Advanced Software Engineering Project

Primary LanguageJava

ase-project

Advanced Software Engineering Project

Design a modeling language that supports the specification of data analysis pipelines over integrated web, social media and IoT (Internet of Things) sources.
A pipeline is described as a flow or process of individual tasks applied over the data.
The tasks can be of different types: data collection, data integration, data cleaning, data analysis, data visualization and export of results.
Tasks are connected by data flows that define the sequence and the exchange of information. Each data flow between tasks is characterized by format and type of data.

  • The data collection tasks specify input sources (file, db, rest service, etc.), its format (json, csv, …), its query endpoint and condition(s), and the input data schema (attributes and types).
  • The data integration tasks specify two or more inputs and fuse the data based on a value-matching approach, by specifying the attributes over which to perform “the join” and the attributes to produce in output.
  • Data cleaning tasks define operations to be run on the data. Some predefined ones are there (e.g., remove nulls, format data, …) . Further extensions must be allowed to support custom cleaning functions.
  • The data analysis tasks are further classified by category (description, classification, clustering, prediction). For each category, a list of predefined analyses are available and can be chosen. When used in a pipeline, the task defines the type of analysis to be applied on the data with the needed parameters, input and output.
  • Data visualization tasks produce graphs and diagrams out of the data.
  • Export tasks produce output files in various formats.

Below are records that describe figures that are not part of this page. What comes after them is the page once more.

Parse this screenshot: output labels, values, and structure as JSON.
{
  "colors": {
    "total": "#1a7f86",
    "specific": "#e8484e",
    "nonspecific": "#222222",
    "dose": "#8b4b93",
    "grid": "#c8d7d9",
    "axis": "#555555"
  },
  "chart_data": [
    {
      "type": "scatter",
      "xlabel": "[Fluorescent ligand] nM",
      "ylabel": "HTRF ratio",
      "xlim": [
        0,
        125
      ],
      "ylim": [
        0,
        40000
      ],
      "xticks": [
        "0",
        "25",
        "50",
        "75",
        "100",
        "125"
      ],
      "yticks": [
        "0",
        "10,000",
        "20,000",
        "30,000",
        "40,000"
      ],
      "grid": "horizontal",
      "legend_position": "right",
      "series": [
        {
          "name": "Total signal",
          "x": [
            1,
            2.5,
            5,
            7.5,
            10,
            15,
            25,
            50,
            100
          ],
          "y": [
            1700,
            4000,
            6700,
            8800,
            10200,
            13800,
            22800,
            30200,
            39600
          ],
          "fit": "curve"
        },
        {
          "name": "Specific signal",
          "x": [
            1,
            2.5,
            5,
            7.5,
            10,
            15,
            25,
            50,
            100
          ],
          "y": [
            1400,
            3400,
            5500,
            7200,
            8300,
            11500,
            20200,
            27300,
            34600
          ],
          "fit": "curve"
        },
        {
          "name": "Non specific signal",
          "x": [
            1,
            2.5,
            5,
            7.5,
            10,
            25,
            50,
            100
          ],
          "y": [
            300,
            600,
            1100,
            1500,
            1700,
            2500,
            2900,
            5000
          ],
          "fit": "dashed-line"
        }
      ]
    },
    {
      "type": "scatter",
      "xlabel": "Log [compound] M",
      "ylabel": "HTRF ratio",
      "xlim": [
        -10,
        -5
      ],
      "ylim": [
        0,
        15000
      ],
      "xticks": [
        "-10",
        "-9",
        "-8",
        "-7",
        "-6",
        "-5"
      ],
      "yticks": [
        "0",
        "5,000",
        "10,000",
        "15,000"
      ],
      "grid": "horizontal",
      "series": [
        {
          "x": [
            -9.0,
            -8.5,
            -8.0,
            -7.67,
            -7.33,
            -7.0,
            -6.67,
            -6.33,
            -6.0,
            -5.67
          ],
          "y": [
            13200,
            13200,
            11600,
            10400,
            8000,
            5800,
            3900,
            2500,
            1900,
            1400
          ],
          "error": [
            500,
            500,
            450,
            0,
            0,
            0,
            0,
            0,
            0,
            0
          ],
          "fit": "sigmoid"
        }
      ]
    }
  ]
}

The model must also store runtime information about the execution of the pipeline and the respective tasks.

Note: Add any details needed for completing the specification.

Specify (-1, +5 points over the total exam mark):

  • the abstract syntax of the language. Write appropriate OCL constraints wherever needed
  • the concrete graphical syntax of the language
  • a modeling environment (tool)
  • at least two example models conforming to the language
  • a model-to-text transformation that generates as output a textual report of the execution of a pipeline, printing all the information on what has been produced and when by every task.

Optional (+2 points over the total exam mark):

  • [OPTIONAL] a model-to-text transformation that generates as output the implementation of a pipeline in a programming language of choice (e.g., Python, R, …) which makes the pipeline executable.

Use the appropriate tools and make sure that the specifications are correct and working.